A newly developed proof-of-concept (PoC) rootkit has exposed a significant blind spot in many Linux runtime security solutions by utilizing the io_uring interface to operate without traditional system calls, effectively bypassing system call-based threat detection mechanisms.
The rootkit, named Curing, takes advantage of io_uring, a high-performance asynchronous I/O interface introduced in Linux kernel 5.1. It facilitates I/O operations using a pair of shared memory queues between user space and the kernel — the Submission Queue (SQ) and the Completion Queue (CQ) — without invoking conventional system calls.
This innovative approach enables malicious operations to occur beneath the radar of many widely-used detection tools that depend on system call hooks for threat visibility.

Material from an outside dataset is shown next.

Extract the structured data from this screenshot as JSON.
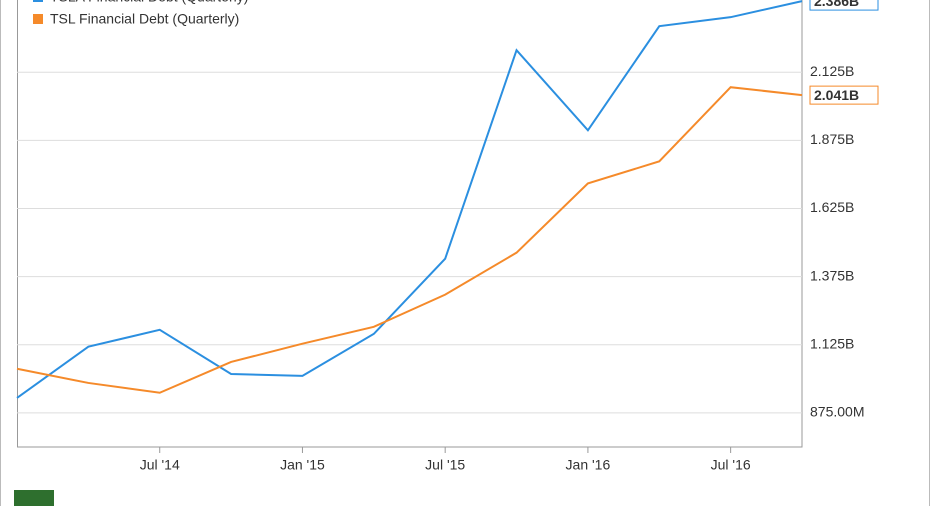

Since tools like Falco and Tetragon monitor threats by intercepting system calls, they are unable to detect activities conducted solely through io_uring.
The rootkit establishes a covert communication channel with a command-and-control (C2) server, executing commands and transferring data without the typical syscall footprint. The stealth this provides significantly complicates detection efforts for defenders relying on traditional telemetry.
An evaluation of various Linux security agents revealed that even prominent solutions failed to detect these activities. While some vendors have already issued patches or updates in response, others still lack the necessary detection capabilities, regardless of whether io_uring is in use.
The potential risks associated with io_uring have been known for some time. In mid-2023, it was disclosed that certain large-scale platforms had taken proactive steps to restrict its use due to its utility in advanced exploitation techniques.
Experts warn that relying solely on system call visibility is no longer sufficient. Effective threat detection increasingly requires deeper integration with kernel internals and more contextual analysis to capture evasive behaviors like those enabled by io_uring.